Three rivers run through many of DeFlitch’s poems — the Allegheny, the Monongahela, and the Ohio — which also run through the poet’s home town of Pittsburgh. They recall to me some presences I had forgotten were rumbling within, of the two rivers which run through my own birthplace of Prince George BC — the Fraser and the Nechako. I suspect there is something about river water which will make itself felt in images I make/bring, especially as I work through the places that DeFlitch’s poems will have in my project together with Paul.
And this experiment (and all attempts at artmaking should be experiments, IMHO) comes at a time when I begin to acknowledge other dimensions of uncertainty entering my own life. Much of that uncertainty is shared with others, of course, yet some of it just part and parcel of me being me. The past few years of imagemaking have felt like a floundering, playfulness replaced by wistful doggedness. So Paul’s invitation to this collaboration is a wee bit of a lifeline. Thank-you Paul. 🙏
I’ll be using for my imagemaking the advice John Berryman gave to poets:
You should always be trying to write a poem you are unable to write, a poem you lack the technique, the language, the courage to achieve. Otherwise you’re merely imitating yourself, going nowhere, because that's always easiest.
and quite frankly since I don’t quite know where this project will lead, I’m shyly curious to discover where we’ll end up. In order to stay honest, though, I’ll use posts to describe what is going on (or not going on) for me. Maybe that will be a good place to reflect on technique, on visual language, and on what the virtue of courage could mean when we let the cosmos show up as it wants to through our seeing.
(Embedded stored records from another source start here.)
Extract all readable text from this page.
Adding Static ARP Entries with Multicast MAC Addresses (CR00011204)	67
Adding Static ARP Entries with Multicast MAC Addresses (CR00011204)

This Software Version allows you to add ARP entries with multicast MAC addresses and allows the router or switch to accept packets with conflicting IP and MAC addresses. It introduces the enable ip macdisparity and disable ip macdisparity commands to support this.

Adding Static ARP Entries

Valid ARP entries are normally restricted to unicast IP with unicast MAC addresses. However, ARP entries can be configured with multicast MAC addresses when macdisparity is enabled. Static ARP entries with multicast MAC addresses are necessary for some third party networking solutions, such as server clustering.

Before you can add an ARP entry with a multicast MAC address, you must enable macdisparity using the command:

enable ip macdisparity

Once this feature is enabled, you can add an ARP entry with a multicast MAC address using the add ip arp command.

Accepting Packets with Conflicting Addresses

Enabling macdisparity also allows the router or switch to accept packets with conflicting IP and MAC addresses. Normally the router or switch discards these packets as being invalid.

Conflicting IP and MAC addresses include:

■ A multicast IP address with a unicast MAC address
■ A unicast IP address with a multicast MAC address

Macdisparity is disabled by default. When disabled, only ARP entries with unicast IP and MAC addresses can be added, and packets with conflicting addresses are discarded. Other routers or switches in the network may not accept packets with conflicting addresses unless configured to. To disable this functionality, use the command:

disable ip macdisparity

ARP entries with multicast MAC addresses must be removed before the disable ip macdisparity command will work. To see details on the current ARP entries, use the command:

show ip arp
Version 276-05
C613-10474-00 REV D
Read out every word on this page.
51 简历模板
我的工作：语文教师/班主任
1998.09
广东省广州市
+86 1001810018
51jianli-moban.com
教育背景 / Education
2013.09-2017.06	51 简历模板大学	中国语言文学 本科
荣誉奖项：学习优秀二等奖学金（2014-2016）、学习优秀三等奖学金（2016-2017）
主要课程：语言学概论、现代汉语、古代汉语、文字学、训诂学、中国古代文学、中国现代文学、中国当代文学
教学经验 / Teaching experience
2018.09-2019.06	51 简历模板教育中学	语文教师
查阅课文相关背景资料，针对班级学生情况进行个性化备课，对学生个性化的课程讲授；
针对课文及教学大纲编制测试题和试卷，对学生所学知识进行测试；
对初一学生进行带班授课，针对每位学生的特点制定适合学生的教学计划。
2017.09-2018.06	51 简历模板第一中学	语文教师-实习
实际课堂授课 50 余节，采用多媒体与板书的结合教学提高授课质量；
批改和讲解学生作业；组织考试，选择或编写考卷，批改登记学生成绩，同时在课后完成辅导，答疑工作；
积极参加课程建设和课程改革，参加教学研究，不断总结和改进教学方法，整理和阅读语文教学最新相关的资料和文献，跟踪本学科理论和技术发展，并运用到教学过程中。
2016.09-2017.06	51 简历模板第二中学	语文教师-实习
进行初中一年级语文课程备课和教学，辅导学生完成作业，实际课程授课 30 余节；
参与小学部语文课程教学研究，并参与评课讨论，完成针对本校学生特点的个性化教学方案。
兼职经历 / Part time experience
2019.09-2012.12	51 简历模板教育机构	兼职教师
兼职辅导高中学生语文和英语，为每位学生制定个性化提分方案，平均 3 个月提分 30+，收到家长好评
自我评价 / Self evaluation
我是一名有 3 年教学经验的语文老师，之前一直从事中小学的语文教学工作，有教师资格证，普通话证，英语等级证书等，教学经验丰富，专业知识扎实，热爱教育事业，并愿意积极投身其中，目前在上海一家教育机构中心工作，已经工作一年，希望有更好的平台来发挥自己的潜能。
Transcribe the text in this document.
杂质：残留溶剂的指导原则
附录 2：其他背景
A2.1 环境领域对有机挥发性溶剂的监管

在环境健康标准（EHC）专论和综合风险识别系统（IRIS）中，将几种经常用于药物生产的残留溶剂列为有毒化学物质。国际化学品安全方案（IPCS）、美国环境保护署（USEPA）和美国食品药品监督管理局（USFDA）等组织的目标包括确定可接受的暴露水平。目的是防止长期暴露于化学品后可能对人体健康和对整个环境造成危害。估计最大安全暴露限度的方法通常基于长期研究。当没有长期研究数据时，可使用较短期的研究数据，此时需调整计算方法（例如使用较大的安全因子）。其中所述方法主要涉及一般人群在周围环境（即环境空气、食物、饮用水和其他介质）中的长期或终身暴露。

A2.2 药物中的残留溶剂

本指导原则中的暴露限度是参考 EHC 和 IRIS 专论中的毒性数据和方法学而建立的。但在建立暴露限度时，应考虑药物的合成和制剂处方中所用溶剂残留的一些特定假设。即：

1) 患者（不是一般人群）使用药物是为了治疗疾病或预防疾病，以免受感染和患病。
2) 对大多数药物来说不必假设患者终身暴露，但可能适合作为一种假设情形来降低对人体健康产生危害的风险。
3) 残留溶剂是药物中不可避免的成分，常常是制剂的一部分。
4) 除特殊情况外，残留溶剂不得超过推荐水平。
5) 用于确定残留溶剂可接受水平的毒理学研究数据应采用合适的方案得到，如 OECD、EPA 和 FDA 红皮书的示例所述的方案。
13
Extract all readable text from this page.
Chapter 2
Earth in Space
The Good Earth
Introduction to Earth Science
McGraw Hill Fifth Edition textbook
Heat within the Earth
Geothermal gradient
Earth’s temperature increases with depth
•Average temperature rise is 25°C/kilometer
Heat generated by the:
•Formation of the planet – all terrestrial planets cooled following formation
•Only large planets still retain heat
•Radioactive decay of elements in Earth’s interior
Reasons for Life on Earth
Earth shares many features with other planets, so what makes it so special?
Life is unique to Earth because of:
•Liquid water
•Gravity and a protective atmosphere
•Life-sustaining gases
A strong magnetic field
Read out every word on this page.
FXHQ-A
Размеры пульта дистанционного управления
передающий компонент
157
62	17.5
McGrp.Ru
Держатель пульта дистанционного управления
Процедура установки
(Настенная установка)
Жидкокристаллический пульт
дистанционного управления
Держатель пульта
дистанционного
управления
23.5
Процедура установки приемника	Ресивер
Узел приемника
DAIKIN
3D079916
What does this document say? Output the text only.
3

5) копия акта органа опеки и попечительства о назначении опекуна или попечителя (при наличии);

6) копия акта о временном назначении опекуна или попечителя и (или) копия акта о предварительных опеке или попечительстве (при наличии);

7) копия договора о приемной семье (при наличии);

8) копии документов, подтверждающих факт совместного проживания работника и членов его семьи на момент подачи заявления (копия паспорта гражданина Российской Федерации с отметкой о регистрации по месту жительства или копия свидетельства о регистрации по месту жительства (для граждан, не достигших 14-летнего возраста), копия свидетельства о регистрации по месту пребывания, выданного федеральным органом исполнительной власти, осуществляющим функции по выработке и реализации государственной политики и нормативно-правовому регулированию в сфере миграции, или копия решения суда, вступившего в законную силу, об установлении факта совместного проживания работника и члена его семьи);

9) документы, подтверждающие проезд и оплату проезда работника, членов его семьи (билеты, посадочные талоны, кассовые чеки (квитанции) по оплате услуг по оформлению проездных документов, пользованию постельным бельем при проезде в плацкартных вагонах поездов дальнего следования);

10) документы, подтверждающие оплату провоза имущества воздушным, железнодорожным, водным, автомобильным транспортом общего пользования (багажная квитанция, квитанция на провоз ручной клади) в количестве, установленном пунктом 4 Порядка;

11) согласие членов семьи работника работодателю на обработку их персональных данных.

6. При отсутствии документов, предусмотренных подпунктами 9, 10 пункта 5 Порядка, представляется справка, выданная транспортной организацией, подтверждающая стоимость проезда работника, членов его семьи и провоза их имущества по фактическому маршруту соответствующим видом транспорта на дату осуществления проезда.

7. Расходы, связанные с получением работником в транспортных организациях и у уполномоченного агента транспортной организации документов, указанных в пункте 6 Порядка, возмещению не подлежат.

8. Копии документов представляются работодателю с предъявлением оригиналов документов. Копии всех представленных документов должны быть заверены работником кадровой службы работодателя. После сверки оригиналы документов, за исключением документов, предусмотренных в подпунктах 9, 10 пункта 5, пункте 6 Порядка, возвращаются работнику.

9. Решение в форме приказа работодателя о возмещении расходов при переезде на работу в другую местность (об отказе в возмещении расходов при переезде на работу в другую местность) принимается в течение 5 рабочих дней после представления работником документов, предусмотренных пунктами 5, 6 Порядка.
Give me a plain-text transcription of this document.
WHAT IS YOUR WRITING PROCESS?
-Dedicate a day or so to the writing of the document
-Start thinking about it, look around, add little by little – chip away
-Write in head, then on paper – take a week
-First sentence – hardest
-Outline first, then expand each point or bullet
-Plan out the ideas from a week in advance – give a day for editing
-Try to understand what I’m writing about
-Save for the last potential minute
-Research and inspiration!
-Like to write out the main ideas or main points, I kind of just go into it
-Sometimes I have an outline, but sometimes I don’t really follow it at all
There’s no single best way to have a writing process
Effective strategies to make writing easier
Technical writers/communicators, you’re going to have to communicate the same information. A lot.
The world won’t stop, of course, just because artists do their thing. That same psychic static many of us are hearing/feeling right now will keep circulating through the world and our fingertips and our computers. The very many who are unconscious of blessing will continue to try relieving their uncertainties by compelling others to shoulder the load. And yet, and yet. One of my heroes is Seamus Heaney, the Nobel prize-winning poet from Ireland who died ten years ago in August 2013. He was friends with many leading writers and poets throughout the world, including Vaclav Havel — someone who dealt with some of the worst that could be handed to a playwright in the prime of their life in 1970s and 1980s in communist Czechoslovakia. Heaney was also a gifted critic, and he brought to one of his essays an observation made by Havel in a conversation with a journalist, with the result that many now attribute the sentiment to Heaney (and not Havel). Heaney was writing in 1994 about the peace process in Northern Ireland (which was still very tenuous), knowing how the unthinkable had only recently happened in communist Europe:
Hope, according to Havel, is different from optimism. It is a state of the soul rather than a response to the evidence. It is not the expectation that things will turn out successfully but the conviction that something is worth working for, however it turns out. Its deepest roots are in the transcendental, beyond the horizon. The self-evident truth of all this is surely something upon which a [Northern Ireland] peace process might reasonably be grounded. [from “Cessation 1994”, in “Finders Keepers: Selected Prose 1994-2001”, Faber & Faber, 2002, p. 47]
Indeed: The conviction that there are some things worth working for — however they turn out. I’d like to keep hold of that.
Happy (Canadian) Thanksgiving to all in 2023.